Because it utterly fails to address the inherent change in the medium. "We've always done it that way, let's keep doing it", even though it's really not the same thing anymore. There is no need to have "copies" of ebooks, restricting the possible numbers in concurrent circulation. This has purely financial reasons, trying to keep an outdated business model alive, and nothing that couldn't be addressed via some sort of agreement.

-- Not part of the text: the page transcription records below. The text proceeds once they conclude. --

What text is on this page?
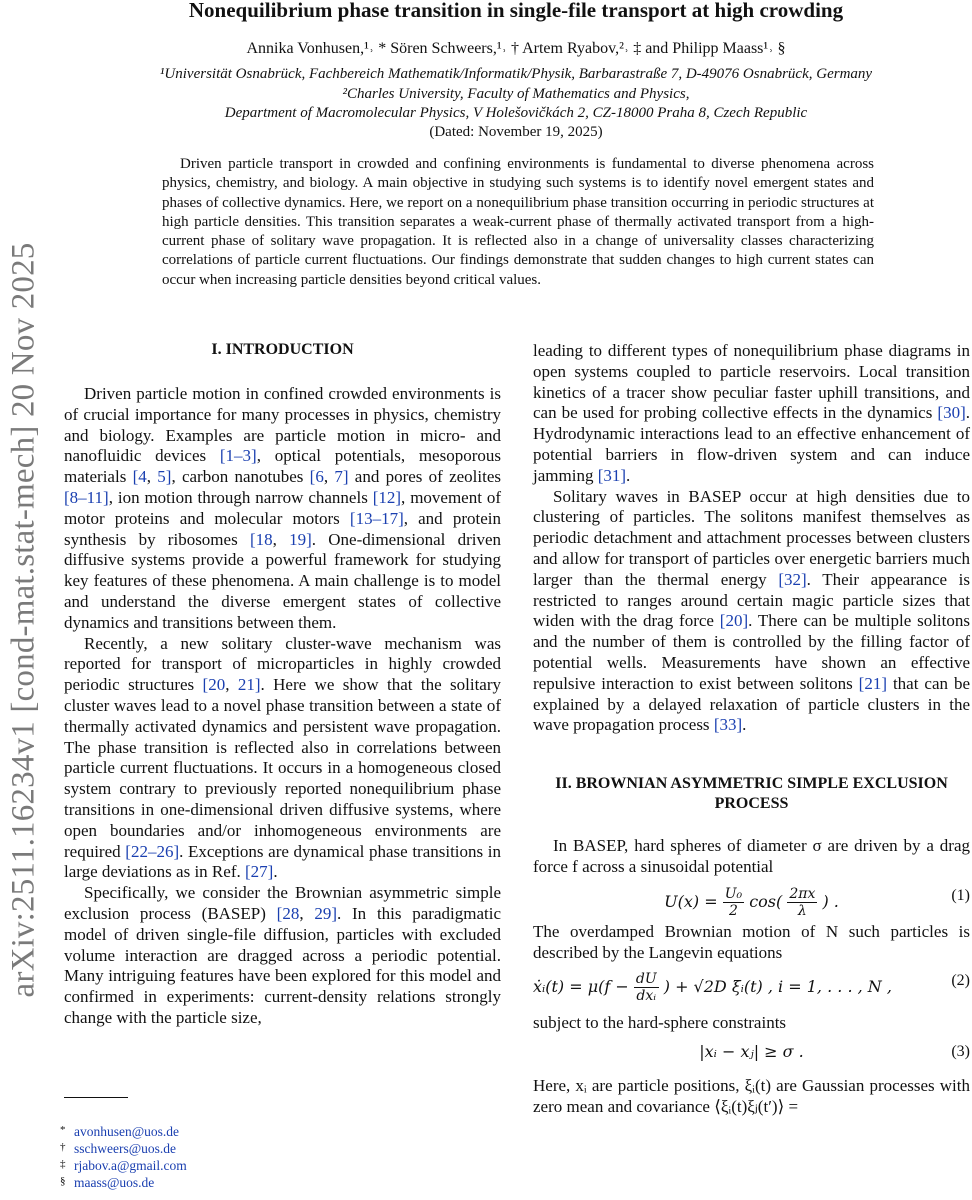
arXiv:2511.16234v1 [cond-mat.stat-mech] 20 Nov 2025
Nonequilibrium phase transition in single-file transport at high crowding
Annika Vonhusen,¹˒ * Sören Schweers,¹˒ † Artem Ryabov,²˒ ‡ and Philipp Maass¹˒ §
¹Universität Osnabrück, Fachbereich Mathematik/Informatik/Physik, Barbarastraße 7, D-49076 Osnabrück, Germany
²Charles University, Faculty of Mathematics and Physics,
Department of Macromolecular Physics, V Holešovičkách 2, CZ-18000 Praha 8, Czech Republic
(Dated: November 19, 2025)
Driven particle transport in crowded and confining environments is fundamental to diverse phenomena across physics, chemistry, and biology. A main objective in studying such systems is to identify novel emergent states and phases of collective dynamics. Here, we report on a nonequilibrium phase transition occurring in periodic structures at high particle densities. This transition separates a weak-current phase of thermally activated transport from a high-current phase of solitary wave propagation. It is reflected also in a change of universality classes characterizing correlations of particle current fluctuations. Our findings demonstrate that sudden changes to high current states can occur when increasing particle densities beyond critical values.
I. INTRODUCTION

Driven particle motion in confined crowded environments is of crucial importance for many processes in physics, chemistry and biology. Examples are particle motion in micro- and nanofluidic devices [1–3], optical potentials, mesoporous materials [4, 5], carbon nanotubes [6, 7] and pores of zeolites [8–11], ion motion through narrow channels [12], movement of motor proteins and molecular motors [13–17], and protein synthesis by ribosomes [18, 19]. One-dimensional driven diffusive systems provide a powerful framework for studying key features of these phenomena. A main challenge is to model and understand the diverse emergent states of collective dynamics and transitions between them.

Recently, a new solitary cluster-wave mechanism was reported for transport of microparticles in highly crowded periodic structures [20, 21]. Here we show that the solitary cluster waves lead to a novel phase transition between a state of thermally activated dynamics and persistent wave propagation. The phase transition is reflected also in correlations between particle current fluctuations. It occurs in a homogeneous closed system contrary to previously reported nonequilibrium phase transitions in one-dimensional driven diffusive systems, where open boundaries and/or inhomogeneous environments are required [22–26]. Exceptions are dynamical phase transitions in large deviations as in Ref. [27].

Specifically, we consider the Brownian asymmetric simple exclusion process (BASEP) [28, 29]. In this paradigmatic model of driven single-file diffusion, particles with excluded volume interaction are dragged across a periodic potential. Many intriguing features have been explored for this model and confirmed in experiments: current-density relations strongly change with the particle size,

* avonhusen@uos.de
† sschweers@uos.de
‡ rjabov.a@gmail.com
§ maass@uos.de

leading to different types of nonequilibrium phase diagrams in open systems coupled to particle reservoirs. Local transition kinetics of a tracer show peculiar faster uphill transitions, and can be used for probing collective effects in the dynamics [30]. Hydrodynamic interactions lead to an effective enhancement of potential barriers in flow-driven system and can induce jamming [31].

Solitary waves in BASEP occur at high densities due to clustering of particles. The solitons manifest themselves as periodic detachment and attachment processes between clusters and allow for transport of particles over energetic barriers much larger than the thermal energy [32]. Their appearance is restricted to ranges around certain magic particle sizes that widen with the drag force [20]. There can be multiple solitons and the number of them is controlled by the filling factor of potential wells. Measurements have shown an effective repulsive interaction to exist between solitons [21] that can be explained by a delayed relaxation of particle clusters in the wave propagation process [33].

II. BROWNIAN ASYMMETRIC SIMPLE EXCLUSION PROCESS

In BASEP, hard spheres of diameter σ are driven by a drag force f across a sinusoidal potential

$U(x) = \frac{\text{U₀}}{2} \cos( \frac{2\pi x}{\lambda}$ ) .	(1)

The overdamped Brownian motion of N such particles is described by the Langevin equations

ẋᵢ(t) = $\mu(f - \frac{dU}{\text{dxᵢ}}$ ) + √2D ξᵢ(t) , i = 1, . . . , N ,	(2)

subject to the hard-sphere constraints

|xᵢ − xⱼ| ≥ σ .	(3)

Here, xᵢ are particle positions, ξᵢ(t) are Gaussian processes with zero mean and covariance ⟨ξᵢ(t)ξⱼ(t′)⟩ =
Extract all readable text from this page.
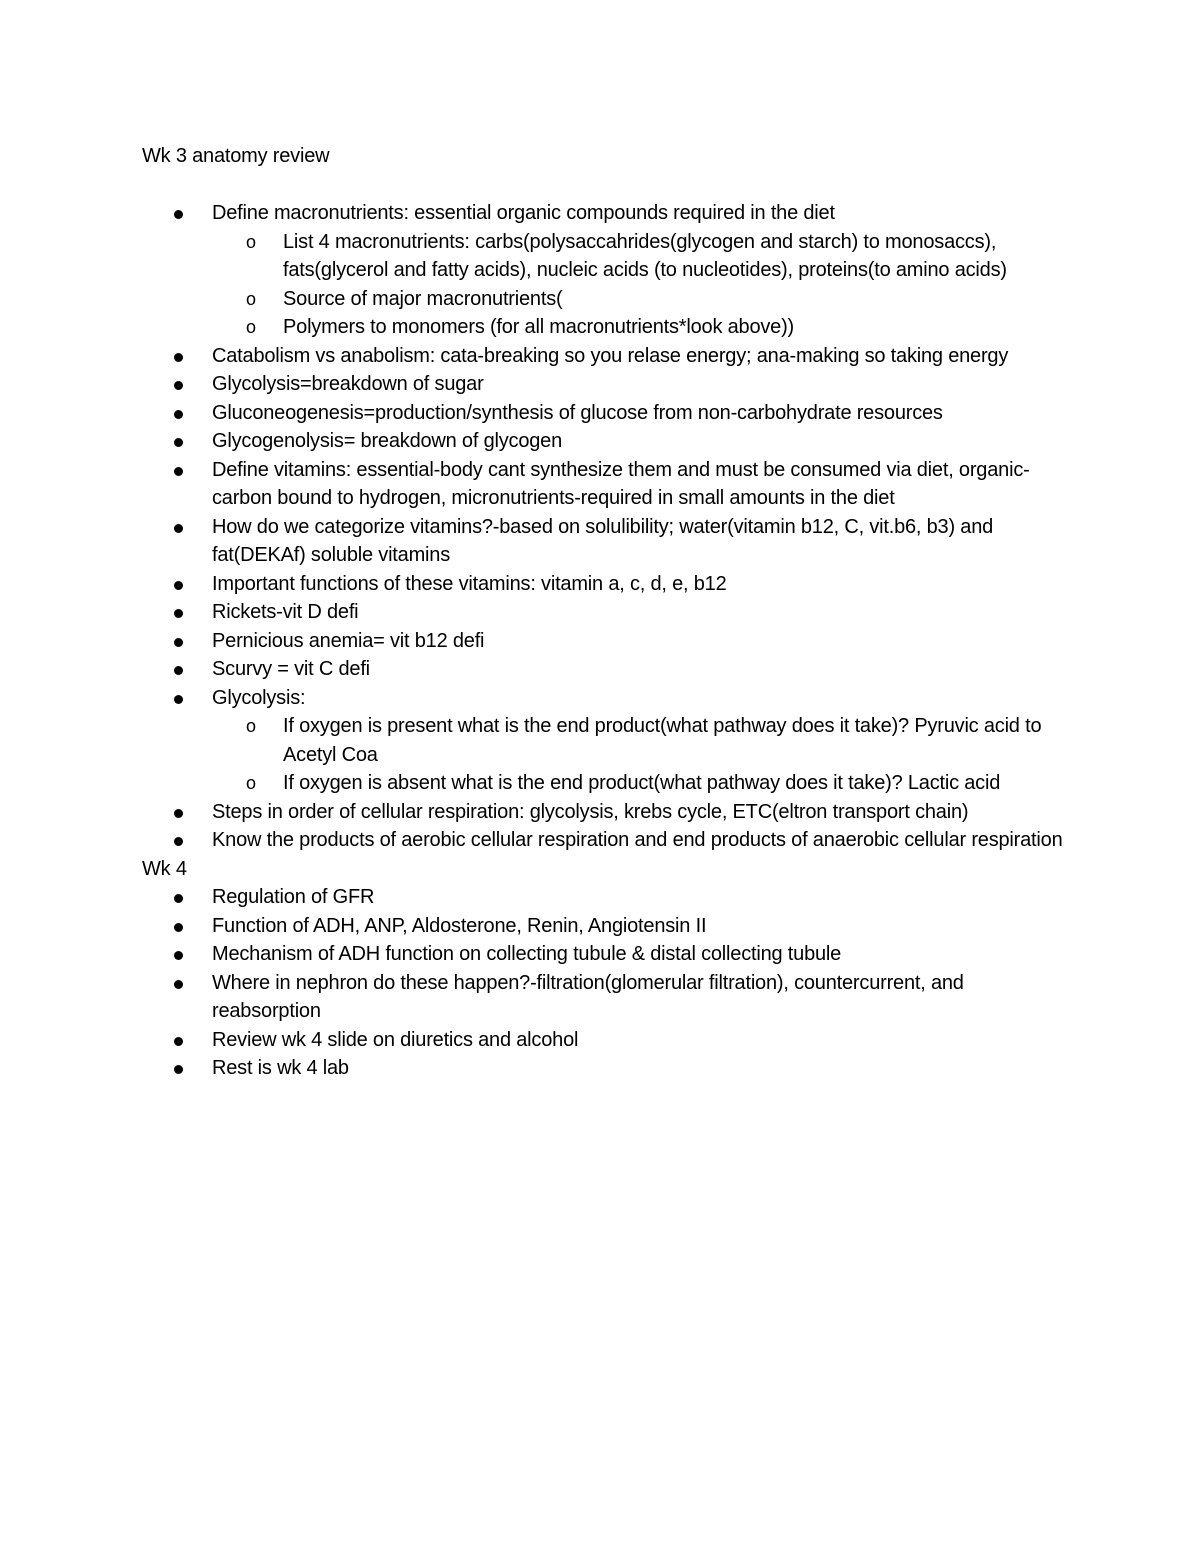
Wk 3 anatomy review
Define macronutrients: essential organic compounds required in the diet
o List 4 macronutrients: carbs(polysaccahrides(glycogen and starch) to monosaccs), fats(glycerol and fatty acids), nucleic acids (to nucleotides), proteins(to amino acids)
o Source of major macronutrients(
o Polymers to monomers (for all macronutrients*look above))
Catabolism vs anabolism: cata-breaking so you relase energy; ana-making so taking energy
Glycolysis=breakdown of sugar
Gluconeogenesis=production/synthesis of glucose from non-carbohydrate resources
Glycogenolysis= breakdown of glycogen
Define vitamins: essential-body cant synthesize them and must be consumed via diet, organic-carbon bound to hydrogen, micronutrients-required in small amounts in the diet
How do we categorize vitamins?-based on solulibility; water(vitamin b12, C, vit.b6, b3) and fat(DEKAf) soluble vitamins
Important functions of these vitamins: vitamin a, c, d, e, b12
Rickets-vit D defi
Pernicious anemia= vit b12 defi
Scurvy = vit C defi
Glycolysis:
o If oxygen is present what is the end product(what pathway does it take)? Pyruvic acid to Acetyl Coa
o If oxygen is absent what is the end product(what pathway does it take)? Lactic acid
Steps in order of cellular respiration: glycolysis, krebs cycle, ETC(eltron transport chain)
Know the products of aerobic cellular respiration and end products of anaerobic cellular respiration
Wk 4
Regulation of GFR
Function of ADH, ANP, Aldosterone, Renin, Angiotensin II
Mechanism of ADH function on collecting tubule & distal collecting tubule
Where in nephron do these happen?-filtration(glomerular filtration), countercurrent, and reabsorption
Review wk 4 slide on diuretics and alcohol
Rest is wk 4 lab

Don't get me wrong: I'm all for authors being paid and being able to make a living off their writing, I just don't think that what worked in the past isn't worth reconsidering.

Quote:
A number of big publishers don't allow libraries to lend their books at all;
Ve hav ways of making them. I'm kidding, but not much: most modern copyright acts (the US one probably not being among them) don't allow a publisher the right to refuse this, giving libraries the legal right to buy and provide any and all books to their patrons. They usually pay a small fee for the privilege, but it's not open to negotiation.

Quote:
No artificial scarcity means that everyone can download every book from a library and keep it forever.
They can already do that, seeing as all of the titles are out there on the internet. A library is just a legal alternative for the basically law-abiding. But why would you want to do that, instead of letting your library doing the organizing and storing, safe in the knowledge that you can get that book if and when you actually want to read it?

Quote:
And I think if they're not, the authors or publishers just won't participate in library lending.
I don't think we should have to ask them, and I'm glad that in my country we don't.